Kararın hukuka, yasalara ve evrensel ilkelere de aykırı olduğunu kaydeden Dede, “ İnsanlar ölmesin diye gösterilen siyasi çaba ve yapılan çalışmaları cezalandırmak aynı zamanda gayri ahlakidir. Mahkeme heyeti, yargının taraflı ve iktidara bağımlı olduğunu açıkça bir kez daha teyit etmiştir. Duruşmalardaki ve savunmalar esnasındaki tutumları ile adil ve tarafsız bir heyet olmadığını açıkça göstermiştir.Bu mahkeme heyetinin Türkiye’nin imzalamış olduğu uluslararası demokratik sözleşmelerle de, Anayasa’nın 90. Maddesi ile de, Avrupa İnsan Hakları Sözleşmesi ve Avrupa İnsan Hakları Mahkemesi’nin içtihatları ile de bir ilgisi yoktur.Tarih bu kararı verenleri de siyasi irade olarak arkasında duranları da utançla hatırlayacaktır. Ortadoğu coğrafyası ve Türkiye, savaş isteyen iktidarların siyasi mezarlığıdır ve bugün bu kararın verilmesi için çabalayanlar da layık oldukları yeri alacaktır.Karar, barış, eşitlik ve demokrasi isteyen Türkiye halkının vicdanında mahkum olacaktır. Bu karar bizim barışçıl siyasi irademizi daha da kamçılamıştır. Barış ve demokrasi mücadelesini daha da azimli bir şekilde sürdürmemize neden olacaktır.” Şeklinde konuştu.

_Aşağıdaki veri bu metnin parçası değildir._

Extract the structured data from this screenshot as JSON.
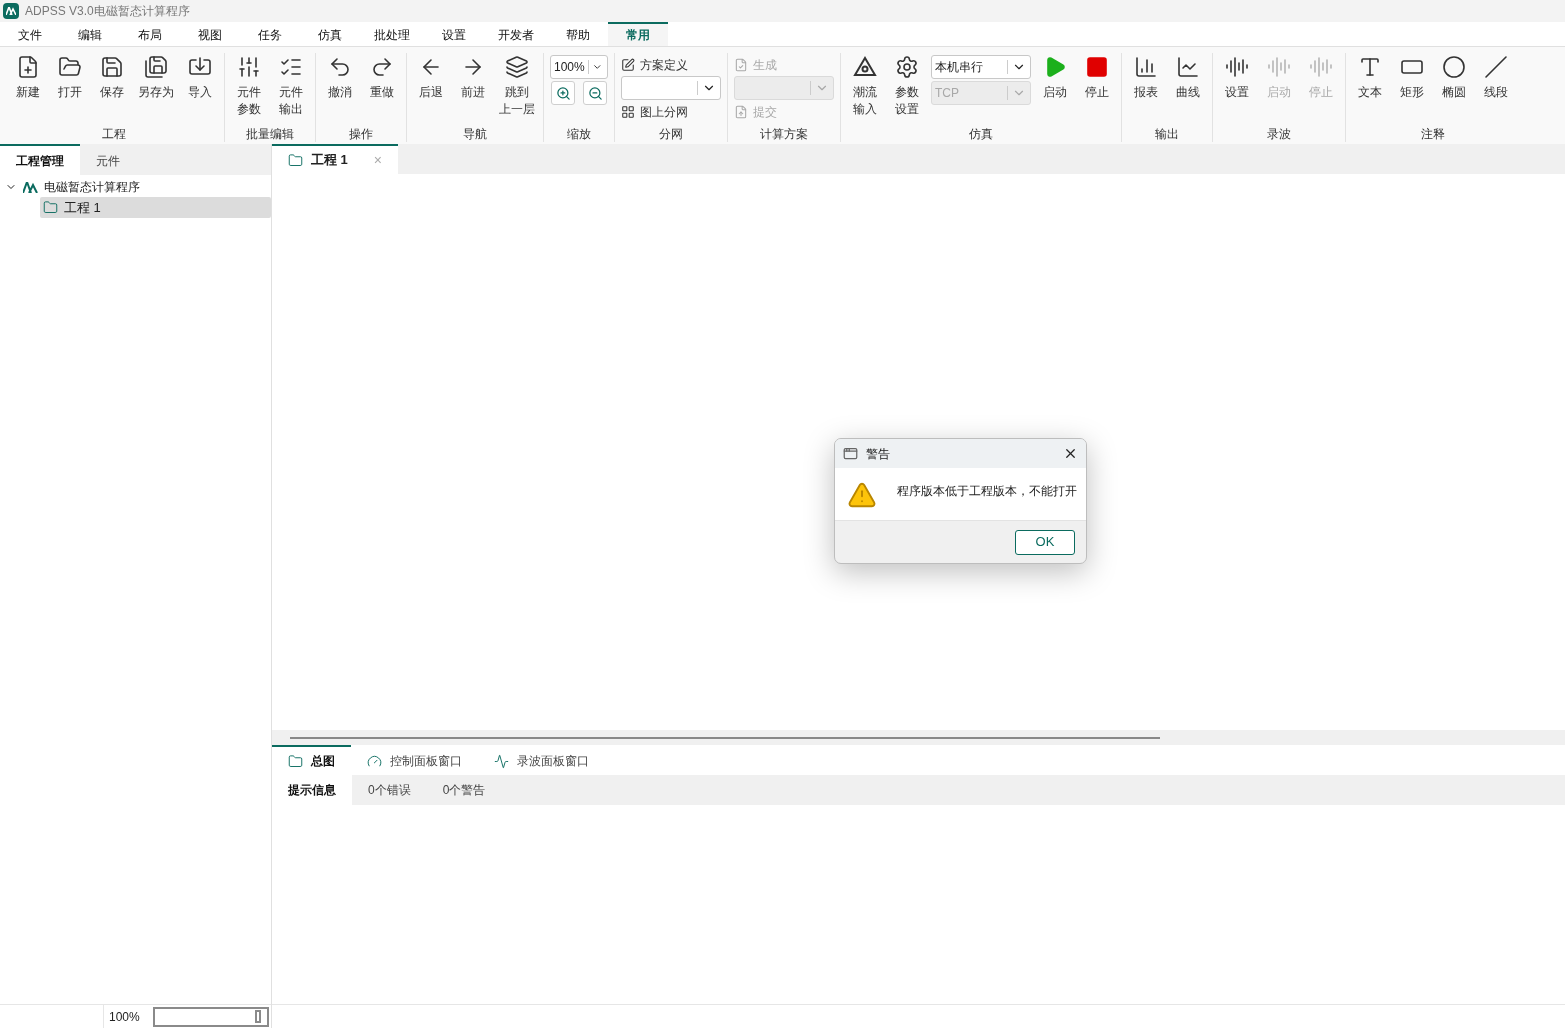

Dede konuşmasını şöyle sürdürdü : “Selahattin Demirtaş ve Sırrı Süreyya Önder, o mahkemede bir an bile boyun eğmemişler, fikirlerinden vazgeçmemişler, görüşlerini açıklamaktan imtina etmemişlerdir. Her ikisinin de onurlu ve kararlı duruşlarını ceza vererek değiştirebileceklerini düşünenler çok yanılıyorlar. HDP’yi tasfiye etme uygulamaları karşısında hiçbir üyemiz, parti yöneticimiz ve milletvekilimiz boyun eğmemiş, onurlu ve dik duruşlarını bozmamıştır. Bundan sonra da böyle olacaktır.İmralı’daki çözüm ve müzakere sürecini savunmaktan, barış umudunu büyütmekten tek bir geri adım atmayacağız. Bugün Demirtaş ve Önder’in cezalandırılan barış iradeleri aynı zamanda bizim irademiz ve tutumumuzdur. Bunu en kararlı şekilde sürdürmeye devam edeceğiz. Türkiye halklarını bu iradeye, demokratik siyasete, barış ve demokrasi mücadelesine en güçlü şekilde sahip çıkmaya çağırıyoruz.” Dede’nin açıklamasının ardından oturma eylemi yapan kitle ‘Baskılar bizi yıldıramaz’ sloganları attı.